Sleeping arrangements were very difficult. A couple of the younger ones would sleep on the floor, the rest of the boys would sleep in the “attic” which was accessed by a ladder and a random hole knocked in the ceiling. When the boys had climbed up the ladder, it was removed and placed outside, because there was no room for it in the house. God knows what would have happened had there been a fire!
Three of the girls slept in the Chrysler car and the rest slept with the chickens in the chicken coop! This was how they lived for about a year until John built a shed and covered it with black tar paper for the kids to sleep in.
The building of the shed came after the boys were moved to the barn, because of the fire concern, and the horse had crapped in their bed.
This little building came to be called the black shack. As it did not have any heat and the temperatures in Montana during the winter get down to well below zero, you can imagine the conditions endured by those brave little kids!
The Van Dykes spent about 3 years at this property and only because of the kindness of the farmer, Mr Flagg, were able to grow beets in a field they didn’t own and make enough money to finally get another place. It was a piece of ground that was full of rocks, had never been worked and the house started as an old wooden granary that was built to store grain in, but it was the beginning of starting over. Much better at any rate than what they had endured because of the greed and downright evil of that crooked banker.

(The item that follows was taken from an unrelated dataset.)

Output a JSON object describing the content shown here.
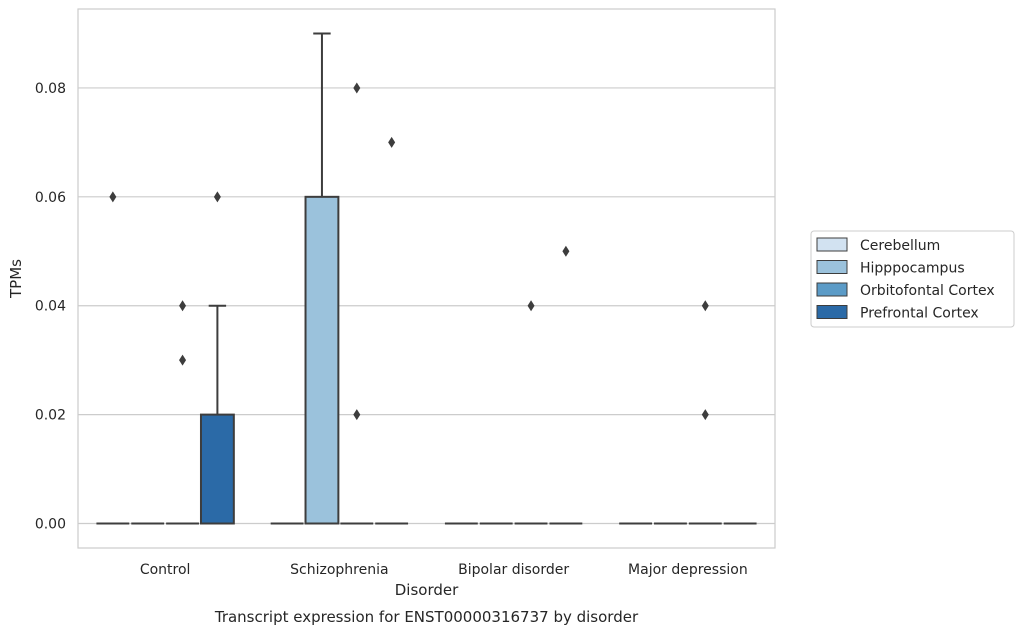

For all that bankers scheming and plotting, he ended up with nothing. He died in the state of Washington without a penny or a friend to his name. I am sure the atrocities that he committed, including the horrible life that he inflicted on the Van Dykes, haunted him in his old age. I doubt it was worth it!
So when you go see your local banker for that new car or house, you can thank God that times have changed. Or have they?